May 27, 2015 | 4 min read

Snapchat chief executive Evan Spiegel has revealed plans are underway to sell shares of the ephemeral message service on the stock exchange and has no desire to entertain any acquisition offers – like Facebook’s £3bn bid two years ago.

It marks the first acknowledgment from the usually tightlipped Spiegel that an initial public offering (IPO) for his app is imminent, offering the clearest indication yet about his financial plans for the business he founded four years ago. The messaging service, which is popular with younger users, has shied away from discussing business plans in the past though has been forced to change tact in recent times as its long-term future has increasingly been questioned by investors and industry observers alike

“We really need an initial public offering (IPO),” Spiegel told attendees at the Recode Code conference yesterday (26 May). “We have a plan for that.”

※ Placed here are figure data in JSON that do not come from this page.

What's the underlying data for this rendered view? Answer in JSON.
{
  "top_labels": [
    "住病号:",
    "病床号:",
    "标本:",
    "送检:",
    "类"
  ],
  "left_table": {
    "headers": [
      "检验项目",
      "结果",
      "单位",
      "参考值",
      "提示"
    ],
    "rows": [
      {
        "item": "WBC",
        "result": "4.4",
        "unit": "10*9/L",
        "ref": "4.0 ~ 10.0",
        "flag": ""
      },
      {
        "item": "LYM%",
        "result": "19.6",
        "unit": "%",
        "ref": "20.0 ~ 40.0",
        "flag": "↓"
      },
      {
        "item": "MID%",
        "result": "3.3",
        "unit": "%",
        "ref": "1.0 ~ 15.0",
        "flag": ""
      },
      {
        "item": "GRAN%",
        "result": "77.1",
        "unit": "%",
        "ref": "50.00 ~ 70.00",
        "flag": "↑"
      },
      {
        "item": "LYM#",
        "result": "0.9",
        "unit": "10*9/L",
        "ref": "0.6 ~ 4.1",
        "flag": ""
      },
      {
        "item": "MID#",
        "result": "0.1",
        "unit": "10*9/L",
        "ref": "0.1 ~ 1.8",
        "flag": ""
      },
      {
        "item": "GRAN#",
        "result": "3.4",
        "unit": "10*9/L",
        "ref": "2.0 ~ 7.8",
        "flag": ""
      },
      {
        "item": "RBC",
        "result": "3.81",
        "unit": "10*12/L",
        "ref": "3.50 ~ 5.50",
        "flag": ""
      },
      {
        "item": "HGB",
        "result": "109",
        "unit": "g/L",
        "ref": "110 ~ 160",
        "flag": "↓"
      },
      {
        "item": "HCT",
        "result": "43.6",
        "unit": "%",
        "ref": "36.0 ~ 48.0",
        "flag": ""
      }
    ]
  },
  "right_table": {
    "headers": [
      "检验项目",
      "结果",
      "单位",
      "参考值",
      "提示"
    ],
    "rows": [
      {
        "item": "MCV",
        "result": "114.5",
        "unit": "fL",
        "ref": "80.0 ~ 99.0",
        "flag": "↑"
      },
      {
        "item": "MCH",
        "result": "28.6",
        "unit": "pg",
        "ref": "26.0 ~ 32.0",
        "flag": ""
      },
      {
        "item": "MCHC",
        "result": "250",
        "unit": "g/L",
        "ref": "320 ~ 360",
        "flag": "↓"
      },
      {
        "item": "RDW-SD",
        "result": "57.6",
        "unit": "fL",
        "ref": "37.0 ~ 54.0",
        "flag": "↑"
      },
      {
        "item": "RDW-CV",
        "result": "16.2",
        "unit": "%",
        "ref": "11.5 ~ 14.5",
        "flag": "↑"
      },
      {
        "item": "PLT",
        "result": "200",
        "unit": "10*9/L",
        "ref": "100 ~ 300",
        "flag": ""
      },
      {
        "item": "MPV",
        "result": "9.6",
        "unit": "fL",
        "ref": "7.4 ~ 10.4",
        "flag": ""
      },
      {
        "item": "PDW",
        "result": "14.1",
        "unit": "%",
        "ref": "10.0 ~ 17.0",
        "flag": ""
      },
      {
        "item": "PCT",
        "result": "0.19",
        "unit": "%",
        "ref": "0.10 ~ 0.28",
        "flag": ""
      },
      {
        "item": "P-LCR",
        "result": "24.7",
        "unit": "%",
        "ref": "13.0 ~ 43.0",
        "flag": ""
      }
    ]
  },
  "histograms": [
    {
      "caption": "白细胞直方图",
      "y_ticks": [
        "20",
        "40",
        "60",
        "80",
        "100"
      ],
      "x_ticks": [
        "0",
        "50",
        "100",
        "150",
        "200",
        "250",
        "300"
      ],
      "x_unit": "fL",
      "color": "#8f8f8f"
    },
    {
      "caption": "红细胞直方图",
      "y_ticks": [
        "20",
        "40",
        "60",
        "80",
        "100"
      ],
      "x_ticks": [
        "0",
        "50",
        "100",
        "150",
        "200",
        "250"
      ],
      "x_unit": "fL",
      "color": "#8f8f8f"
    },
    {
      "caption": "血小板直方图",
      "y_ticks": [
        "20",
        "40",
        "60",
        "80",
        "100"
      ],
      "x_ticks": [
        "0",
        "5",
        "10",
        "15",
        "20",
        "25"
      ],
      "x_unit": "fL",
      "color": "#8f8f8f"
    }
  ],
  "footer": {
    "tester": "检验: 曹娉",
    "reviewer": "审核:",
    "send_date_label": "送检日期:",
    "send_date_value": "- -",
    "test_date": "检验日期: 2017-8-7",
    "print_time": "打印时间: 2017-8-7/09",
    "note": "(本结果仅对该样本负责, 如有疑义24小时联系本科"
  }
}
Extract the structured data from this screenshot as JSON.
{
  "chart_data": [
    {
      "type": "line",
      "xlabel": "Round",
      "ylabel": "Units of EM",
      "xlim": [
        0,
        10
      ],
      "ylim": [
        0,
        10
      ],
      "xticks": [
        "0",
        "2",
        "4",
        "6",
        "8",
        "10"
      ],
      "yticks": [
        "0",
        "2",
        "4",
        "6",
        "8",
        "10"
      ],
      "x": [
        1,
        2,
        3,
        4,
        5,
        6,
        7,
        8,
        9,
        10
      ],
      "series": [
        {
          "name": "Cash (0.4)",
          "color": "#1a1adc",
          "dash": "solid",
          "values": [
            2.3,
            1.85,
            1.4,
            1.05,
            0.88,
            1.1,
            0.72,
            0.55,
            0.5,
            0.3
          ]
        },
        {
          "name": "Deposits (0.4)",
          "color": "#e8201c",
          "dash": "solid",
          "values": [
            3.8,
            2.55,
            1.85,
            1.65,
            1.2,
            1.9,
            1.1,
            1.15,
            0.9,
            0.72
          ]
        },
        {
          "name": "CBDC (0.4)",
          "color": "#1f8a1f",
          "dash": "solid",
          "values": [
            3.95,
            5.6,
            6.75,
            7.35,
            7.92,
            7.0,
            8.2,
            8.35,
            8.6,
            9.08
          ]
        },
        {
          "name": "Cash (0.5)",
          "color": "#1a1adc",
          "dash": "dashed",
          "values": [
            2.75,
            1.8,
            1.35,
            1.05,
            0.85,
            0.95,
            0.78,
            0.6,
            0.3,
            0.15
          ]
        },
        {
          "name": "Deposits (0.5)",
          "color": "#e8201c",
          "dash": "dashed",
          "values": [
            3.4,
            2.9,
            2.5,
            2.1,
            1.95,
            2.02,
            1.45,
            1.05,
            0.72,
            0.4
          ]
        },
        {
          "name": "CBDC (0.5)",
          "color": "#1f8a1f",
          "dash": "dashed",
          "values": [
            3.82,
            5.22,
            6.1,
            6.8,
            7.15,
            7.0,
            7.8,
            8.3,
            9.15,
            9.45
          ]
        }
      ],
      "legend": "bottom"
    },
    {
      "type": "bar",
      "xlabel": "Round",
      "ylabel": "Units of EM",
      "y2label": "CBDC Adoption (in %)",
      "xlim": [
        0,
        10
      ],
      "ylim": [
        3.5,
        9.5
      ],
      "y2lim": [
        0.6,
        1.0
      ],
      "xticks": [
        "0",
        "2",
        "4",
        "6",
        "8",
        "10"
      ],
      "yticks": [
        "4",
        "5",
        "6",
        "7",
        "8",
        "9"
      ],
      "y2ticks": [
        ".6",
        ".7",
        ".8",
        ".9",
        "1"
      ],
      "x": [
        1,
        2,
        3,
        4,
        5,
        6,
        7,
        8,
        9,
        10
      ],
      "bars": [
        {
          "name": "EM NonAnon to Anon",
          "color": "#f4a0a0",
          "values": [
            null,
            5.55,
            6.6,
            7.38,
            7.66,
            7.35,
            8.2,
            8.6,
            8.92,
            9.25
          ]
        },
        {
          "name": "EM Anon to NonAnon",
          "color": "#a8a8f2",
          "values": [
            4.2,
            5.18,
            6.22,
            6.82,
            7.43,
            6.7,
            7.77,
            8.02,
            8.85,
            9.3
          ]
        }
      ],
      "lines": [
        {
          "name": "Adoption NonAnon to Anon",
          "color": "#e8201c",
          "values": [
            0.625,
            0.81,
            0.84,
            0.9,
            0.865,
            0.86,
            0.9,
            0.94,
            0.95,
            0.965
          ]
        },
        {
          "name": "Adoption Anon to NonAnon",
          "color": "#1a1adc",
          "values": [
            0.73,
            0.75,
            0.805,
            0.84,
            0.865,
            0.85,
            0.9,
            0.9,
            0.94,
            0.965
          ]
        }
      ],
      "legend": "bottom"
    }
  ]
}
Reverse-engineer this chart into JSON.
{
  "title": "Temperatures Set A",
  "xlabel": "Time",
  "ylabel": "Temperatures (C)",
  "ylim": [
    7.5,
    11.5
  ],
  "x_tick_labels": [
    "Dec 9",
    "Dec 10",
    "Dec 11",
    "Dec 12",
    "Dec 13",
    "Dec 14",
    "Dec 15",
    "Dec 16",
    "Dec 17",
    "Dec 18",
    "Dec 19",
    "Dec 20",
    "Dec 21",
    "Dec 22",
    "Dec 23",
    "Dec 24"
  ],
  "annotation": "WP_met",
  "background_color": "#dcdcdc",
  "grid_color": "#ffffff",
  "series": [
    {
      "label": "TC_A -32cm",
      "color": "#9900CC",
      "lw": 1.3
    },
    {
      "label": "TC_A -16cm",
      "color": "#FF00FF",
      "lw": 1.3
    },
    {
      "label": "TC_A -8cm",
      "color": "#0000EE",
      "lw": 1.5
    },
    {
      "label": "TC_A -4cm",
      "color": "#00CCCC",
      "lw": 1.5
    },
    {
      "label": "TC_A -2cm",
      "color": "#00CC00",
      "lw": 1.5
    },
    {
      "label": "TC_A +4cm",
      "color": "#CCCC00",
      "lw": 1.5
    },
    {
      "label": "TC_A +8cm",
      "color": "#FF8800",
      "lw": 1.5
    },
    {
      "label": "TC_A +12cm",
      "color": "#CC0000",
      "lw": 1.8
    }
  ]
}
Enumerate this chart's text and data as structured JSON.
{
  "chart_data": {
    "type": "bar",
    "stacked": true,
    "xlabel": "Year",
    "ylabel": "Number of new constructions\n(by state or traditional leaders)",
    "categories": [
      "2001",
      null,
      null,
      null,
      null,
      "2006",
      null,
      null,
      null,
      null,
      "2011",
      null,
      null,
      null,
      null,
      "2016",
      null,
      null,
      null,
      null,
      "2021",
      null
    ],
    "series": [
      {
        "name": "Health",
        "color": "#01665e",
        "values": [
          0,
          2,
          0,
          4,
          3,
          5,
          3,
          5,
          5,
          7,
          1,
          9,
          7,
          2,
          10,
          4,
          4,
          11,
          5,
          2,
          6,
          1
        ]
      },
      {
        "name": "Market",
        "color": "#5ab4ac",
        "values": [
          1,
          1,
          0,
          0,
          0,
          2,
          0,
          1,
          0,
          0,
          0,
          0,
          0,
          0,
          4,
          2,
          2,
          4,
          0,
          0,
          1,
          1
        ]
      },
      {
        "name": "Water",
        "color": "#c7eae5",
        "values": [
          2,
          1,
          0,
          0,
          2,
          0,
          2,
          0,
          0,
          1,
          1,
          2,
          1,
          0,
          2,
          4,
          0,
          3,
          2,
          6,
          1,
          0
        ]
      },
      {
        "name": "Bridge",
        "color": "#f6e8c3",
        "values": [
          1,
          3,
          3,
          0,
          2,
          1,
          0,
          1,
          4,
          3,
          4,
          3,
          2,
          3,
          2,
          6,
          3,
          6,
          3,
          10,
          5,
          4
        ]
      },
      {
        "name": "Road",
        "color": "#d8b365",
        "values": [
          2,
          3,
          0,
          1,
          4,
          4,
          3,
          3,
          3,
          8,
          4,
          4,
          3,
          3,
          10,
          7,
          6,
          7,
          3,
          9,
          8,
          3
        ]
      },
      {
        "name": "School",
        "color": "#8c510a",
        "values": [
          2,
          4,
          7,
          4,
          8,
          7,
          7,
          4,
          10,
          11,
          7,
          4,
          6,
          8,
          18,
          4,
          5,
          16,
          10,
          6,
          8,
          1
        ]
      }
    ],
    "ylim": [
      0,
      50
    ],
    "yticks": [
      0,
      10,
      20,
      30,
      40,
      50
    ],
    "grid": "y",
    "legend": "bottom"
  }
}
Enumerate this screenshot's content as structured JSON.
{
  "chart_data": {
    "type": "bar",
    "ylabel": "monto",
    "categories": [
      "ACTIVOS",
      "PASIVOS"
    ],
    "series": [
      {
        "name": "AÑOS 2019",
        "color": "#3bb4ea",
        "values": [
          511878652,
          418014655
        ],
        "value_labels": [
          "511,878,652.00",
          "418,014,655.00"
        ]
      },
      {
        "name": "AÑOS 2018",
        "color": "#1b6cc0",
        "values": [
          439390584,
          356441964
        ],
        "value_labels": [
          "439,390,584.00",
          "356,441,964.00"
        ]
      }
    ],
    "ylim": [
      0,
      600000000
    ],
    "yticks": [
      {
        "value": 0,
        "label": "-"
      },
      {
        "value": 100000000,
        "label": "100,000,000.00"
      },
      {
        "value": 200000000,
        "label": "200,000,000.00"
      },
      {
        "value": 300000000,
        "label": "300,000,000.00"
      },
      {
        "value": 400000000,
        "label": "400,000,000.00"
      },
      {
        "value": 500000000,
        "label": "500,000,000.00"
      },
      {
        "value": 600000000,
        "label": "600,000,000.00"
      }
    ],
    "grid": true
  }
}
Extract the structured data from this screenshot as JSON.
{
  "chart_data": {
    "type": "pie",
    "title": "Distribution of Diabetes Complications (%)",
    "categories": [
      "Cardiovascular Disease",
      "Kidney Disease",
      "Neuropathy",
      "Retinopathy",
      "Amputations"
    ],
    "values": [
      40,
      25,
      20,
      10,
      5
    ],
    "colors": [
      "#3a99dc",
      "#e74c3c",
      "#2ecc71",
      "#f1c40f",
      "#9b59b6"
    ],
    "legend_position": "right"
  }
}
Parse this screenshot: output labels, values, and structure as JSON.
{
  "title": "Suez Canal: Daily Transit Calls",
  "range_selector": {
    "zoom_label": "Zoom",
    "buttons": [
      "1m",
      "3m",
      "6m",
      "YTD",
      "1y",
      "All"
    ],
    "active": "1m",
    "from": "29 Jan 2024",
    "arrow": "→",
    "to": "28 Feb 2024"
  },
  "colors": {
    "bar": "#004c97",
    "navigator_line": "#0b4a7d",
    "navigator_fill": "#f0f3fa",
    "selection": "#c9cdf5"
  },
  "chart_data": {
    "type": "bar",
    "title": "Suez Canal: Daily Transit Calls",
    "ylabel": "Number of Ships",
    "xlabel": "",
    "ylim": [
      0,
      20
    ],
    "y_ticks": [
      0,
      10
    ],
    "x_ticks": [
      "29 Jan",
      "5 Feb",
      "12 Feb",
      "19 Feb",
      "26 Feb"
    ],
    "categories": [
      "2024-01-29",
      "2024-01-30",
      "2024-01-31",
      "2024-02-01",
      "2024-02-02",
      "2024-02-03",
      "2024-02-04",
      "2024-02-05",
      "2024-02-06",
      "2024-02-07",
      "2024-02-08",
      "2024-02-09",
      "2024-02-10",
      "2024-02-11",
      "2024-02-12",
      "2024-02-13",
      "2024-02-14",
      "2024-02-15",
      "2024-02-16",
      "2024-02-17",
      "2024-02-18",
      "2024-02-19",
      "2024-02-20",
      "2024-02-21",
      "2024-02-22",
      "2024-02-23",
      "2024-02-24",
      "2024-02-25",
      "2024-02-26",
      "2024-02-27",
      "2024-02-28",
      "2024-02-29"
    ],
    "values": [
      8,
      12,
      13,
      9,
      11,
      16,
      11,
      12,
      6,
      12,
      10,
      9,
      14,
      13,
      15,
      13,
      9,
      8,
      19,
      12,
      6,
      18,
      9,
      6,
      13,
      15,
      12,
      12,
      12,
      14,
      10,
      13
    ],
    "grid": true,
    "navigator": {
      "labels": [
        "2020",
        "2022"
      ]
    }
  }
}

He declined to offer any further detail such as the IPO's timing but talked up the value of the platform, which is tipped to be worth $15bn. Snapchat now has nearly 100 million daily active users in “developed markets”, he continued with a significance portion of those actually sharing their own content.

“What’s important is that 65 per cent of [those users] are creating content,” Spiegel added. “That gives you some sense of the investment that Snapchatters are making”.

Despite its emergence as a force on the social media scene, Snapchat has generated very little revenue. While much of this has stemmed from a reluctance to spurn its valuable, younger userbase by bombarding them with ads, lately the business has started to get serious about how it monetises that traffic. In January, it began serving branded content from publishers such as CNN, Yahoo News and ESPN and in the same month poached leading tech banker Imran Khan from Credit Suisse to become its chief strategy officer.

It also plans to send out pitch book to advertisers, compelte with data showing that more than 60 per cent of 13-to-34 year old smartphone users in the US are active Snapchatters, Bloomberg reported. Spiegel also told Bloomberg that the message app’s users now watch two billion users a day – that’s half the number of those on Facebook though the social network is ten times larger.

The business has repeatedly stressed the importance of ads adding to its experience rather than detracting from it, an issue Spiegel brought into sharp focus during his interview with Recode. He spoke about how the company’s priorities are now focused on the time people spend with the service instead of just the number of them that log in.

The moves suggest a more robust, sustainable business plan for the business, something which was all but confirmed by Spiegel’s claim that he needed to grow Snapchat as “fast as humanly possible”.

He went on to dismiss that the Snacphat’s red hot streak would lead to it being bought out. Spiegel famously rejected Facebook’s $3bn bid for his company in 2013, a decision which at the time was publically derided by observers at the time but was vindicated late last year when a fundraising round swelled its value to $10bn. Snapchat’s worth has since rocketed even further to $15bn after a cash injection from Chinese ecommerce group Alibaba in March.